Rule 611(c) of the Federal Rules of Evidence permits leading questions on direct examination when a party calls a hostile witness, an adverse party, or a witness identified with an adverse party. Fed.R.Evid. 611(c). Although Ms. Cox is no longer employed by Sun, she is clearly identified with Defendant, both through her previous employment and her ongoing relationship with Mr. Waters, a key witness who attended the trial on behalf of Sun. Haney v. Mizell Memorial Hosp., 744 F.2d 1467, 1477-78 (11th Cir. 1984); N.L.R.B. v. Southwestern Colorado Contractors Ass'n, 379 F.2d 360, 364-65 (10th Cir. 1967); accord Bruce Hughes, Inc. v. Ingels Assocs., Inc., 653 P.2d 88, 90 (Colo.App. 1982). Use of leading questions on direct examination of Ms. Cox is therefore appropriate.

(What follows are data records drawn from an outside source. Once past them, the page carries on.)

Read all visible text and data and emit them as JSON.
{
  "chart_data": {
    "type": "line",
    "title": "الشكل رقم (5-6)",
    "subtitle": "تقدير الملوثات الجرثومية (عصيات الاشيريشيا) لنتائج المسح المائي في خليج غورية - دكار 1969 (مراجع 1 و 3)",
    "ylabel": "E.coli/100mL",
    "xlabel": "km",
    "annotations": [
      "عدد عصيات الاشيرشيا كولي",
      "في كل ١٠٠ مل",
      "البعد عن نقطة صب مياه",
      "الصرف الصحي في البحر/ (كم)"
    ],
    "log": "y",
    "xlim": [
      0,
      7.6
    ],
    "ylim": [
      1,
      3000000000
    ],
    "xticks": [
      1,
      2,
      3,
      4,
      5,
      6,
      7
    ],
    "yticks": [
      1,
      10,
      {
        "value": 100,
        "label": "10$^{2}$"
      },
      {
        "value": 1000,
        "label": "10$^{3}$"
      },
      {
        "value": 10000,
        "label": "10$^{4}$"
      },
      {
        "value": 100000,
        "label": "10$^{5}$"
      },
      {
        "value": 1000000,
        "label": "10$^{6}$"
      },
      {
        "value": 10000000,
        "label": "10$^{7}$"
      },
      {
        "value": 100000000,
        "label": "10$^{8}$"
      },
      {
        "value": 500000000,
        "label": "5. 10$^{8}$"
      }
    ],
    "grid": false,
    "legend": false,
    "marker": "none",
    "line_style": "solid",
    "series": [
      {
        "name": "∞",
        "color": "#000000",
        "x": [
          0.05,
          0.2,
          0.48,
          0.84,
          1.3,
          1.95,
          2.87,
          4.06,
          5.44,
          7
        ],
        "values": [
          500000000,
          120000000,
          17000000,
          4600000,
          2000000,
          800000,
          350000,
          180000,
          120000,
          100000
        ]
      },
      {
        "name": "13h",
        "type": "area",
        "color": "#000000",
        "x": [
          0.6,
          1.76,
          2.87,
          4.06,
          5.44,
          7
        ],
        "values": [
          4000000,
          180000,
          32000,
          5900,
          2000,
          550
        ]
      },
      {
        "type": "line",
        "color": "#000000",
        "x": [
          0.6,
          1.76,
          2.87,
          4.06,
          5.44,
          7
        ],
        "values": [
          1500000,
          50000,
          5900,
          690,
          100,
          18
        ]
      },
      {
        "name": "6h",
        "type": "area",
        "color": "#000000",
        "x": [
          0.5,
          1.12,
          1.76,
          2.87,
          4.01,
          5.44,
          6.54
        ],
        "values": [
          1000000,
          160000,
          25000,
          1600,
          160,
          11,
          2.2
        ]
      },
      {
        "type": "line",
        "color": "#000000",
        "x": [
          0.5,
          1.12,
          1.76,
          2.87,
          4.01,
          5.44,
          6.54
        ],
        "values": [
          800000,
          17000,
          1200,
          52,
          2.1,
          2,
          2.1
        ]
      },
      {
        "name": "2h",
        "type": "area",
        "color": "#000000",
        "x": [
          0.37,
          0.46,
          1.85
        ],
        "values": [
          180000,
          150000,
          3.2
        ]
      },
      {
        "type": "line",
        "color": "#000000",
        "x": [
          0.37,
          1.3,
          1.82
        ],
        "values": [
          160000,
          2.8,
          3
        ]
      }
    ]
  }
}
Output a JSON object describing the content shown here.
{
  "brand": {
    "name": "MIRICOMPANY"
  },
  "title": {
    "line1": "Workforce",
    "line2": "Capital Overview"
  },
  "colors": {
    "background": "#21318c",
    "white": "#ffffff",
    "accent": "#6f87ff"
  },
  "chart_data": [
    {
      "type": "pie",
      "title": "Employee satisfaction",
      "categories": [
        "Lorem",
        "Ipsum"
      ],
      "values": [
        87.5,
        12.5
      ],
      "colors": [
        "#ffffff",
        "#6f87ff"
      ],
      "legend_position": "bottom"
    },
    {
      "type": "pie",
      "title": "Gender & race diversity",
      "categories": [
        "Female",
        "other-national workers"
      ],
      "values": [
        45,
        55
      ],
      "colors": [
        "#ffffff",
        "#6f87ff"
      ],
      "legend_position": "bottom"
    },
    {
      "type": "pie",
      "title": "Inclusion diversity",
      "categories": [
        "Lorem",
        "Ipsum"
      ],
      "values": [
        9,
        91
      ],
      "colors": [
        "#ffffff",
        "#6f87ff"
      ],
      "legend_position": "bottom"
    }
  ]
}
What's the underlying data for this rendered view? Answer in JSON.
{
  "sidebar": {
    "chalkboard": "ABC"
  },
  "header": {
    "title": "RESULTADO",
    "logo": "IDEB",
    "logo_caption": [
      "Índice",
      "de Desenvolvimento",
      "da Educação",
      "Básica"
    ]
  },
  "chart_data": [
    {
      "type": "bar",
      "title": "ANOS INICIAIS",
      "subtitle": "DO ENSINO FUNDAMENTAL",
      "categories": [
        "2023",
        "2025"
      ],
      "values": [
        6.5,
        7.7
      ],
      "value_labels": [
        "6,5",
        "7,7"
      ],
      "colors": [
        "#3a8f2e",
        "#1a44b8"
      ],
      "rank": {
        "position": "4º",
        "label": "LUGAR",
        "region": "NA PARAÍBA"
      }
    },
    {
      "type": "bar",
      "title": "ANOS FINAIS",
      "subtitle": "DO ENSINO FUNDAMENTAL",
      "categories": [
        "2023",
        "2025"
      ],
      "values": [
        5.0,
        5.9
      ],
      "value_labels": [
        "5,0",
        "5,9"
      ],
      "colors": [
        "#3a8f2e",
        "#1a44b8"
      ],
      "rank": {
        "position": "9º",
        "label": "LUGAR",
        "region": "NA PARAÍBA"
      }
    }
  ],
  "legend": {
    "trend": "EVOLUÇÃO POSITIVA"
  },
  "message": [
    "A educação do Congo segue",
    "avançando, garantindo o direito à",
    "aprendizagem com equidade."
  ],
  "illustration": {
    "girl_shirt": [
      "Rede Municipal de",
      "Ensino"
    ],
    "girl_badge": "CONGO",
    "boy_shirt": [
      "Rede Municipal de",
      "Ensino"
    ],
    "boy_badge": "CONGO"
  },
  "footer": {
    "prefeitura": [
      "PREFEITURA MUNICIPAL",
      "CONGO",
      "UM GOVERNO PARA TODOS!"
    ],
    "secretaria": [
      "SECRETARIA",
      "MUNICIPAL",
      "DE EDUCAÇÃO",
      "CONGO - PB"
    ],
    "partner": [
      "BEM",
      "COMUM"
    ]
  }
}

Defense counsel may also propound leading questions of Ms. Cox on cross-examination. While leading questions should generally not be used by counsel in examining his or her own client, the scope and method of cross-examination is within the discretion of the trial judge. It is well recognized that the Court may allow counsel to propound leading questions to his or her own witness when such witness has been called as an adverse witness by opposing counsel. See Advisory Committee Notes, 56 F.R.D. 183, 276 (1972); Shultz v. Rice, 809 F.2d 643, 654-55 (10th Cir. 1986); Ardoin v. J. Ray McDermott Co., 684 F.2d 335, 336 (5th Cir. 1982); Oberlin v. Marlin American Corp., 596 F.2d 1322, 1328 (7th Cir. 1979); Annotation, Cross-examination by leading questions of witness friendly to or biased in favor of cross-examiner, 38 A.L.R.2d 952 (1954 and Supp. 1989 and 1991). It is within the trial court's discretion to allow leading questions of an employee of Defendant on cross-examination when that employee had been called by Plaintiff as an adverse witness. Alpha Display Paging, Inc. v. Motorola Communications Elec., Inc., 867 F.2d 1168, 1171 (8th Cir. 1989); Jojola v. Baldridge Lumber Co., 96 N.M. 761, 635 P.2d 316, cert. denied, 97 N.M. 140, 637 P.2d 571 (N.M. 1981). As the Sixth Circuit has stated,
[w]hile Federal Rule of Evidence 611(c) permits the use of leading questions when a party calls a witness identified with an adverse party, there is no complementary provision requiring such a witness to be cross-examined without the use of leading questions by the party to whom that witness is friendly. This matter is within the court's traditional discretion to control the mode of interrogation.Morvant v. Construction Aggregates Corp., 570 F.2d 626, 635 (6th Cir.), cert. dismissed, 439 U.S. 801, 99 S.Ct. 44, 58 L.Ed.2d 94 (1978); accord Burr v. Green Bros. Sheet Metal, Inc. 159 Colo. 25, 409 P.2d 511, 513 (1966). In the exercise of our discretion, we find that the use of leading questions on cross-examination was proper. Under Fed.R.Evid. 611(a), the trial court has the discretion to implement approaches to ensure a fair, effective, and well-organized trial for the benefit of the fact finder.
Fed.R.Evid. 611(a) provides that "[t]he court shall exercise reasonable control over the mode and order of interrogating witnesses and presenting evidence so as to (1) make the interrogation and presentation effective for the ascertainment of the truth, [and] (2) avoid needless consumption of time."
ACCORDINGLY, it is hereby ordered that Defendant's objection is OVERRULED. Counsel's utilization of leading questions on both direct examination and cross-examination of Ms. Cox was appropriate.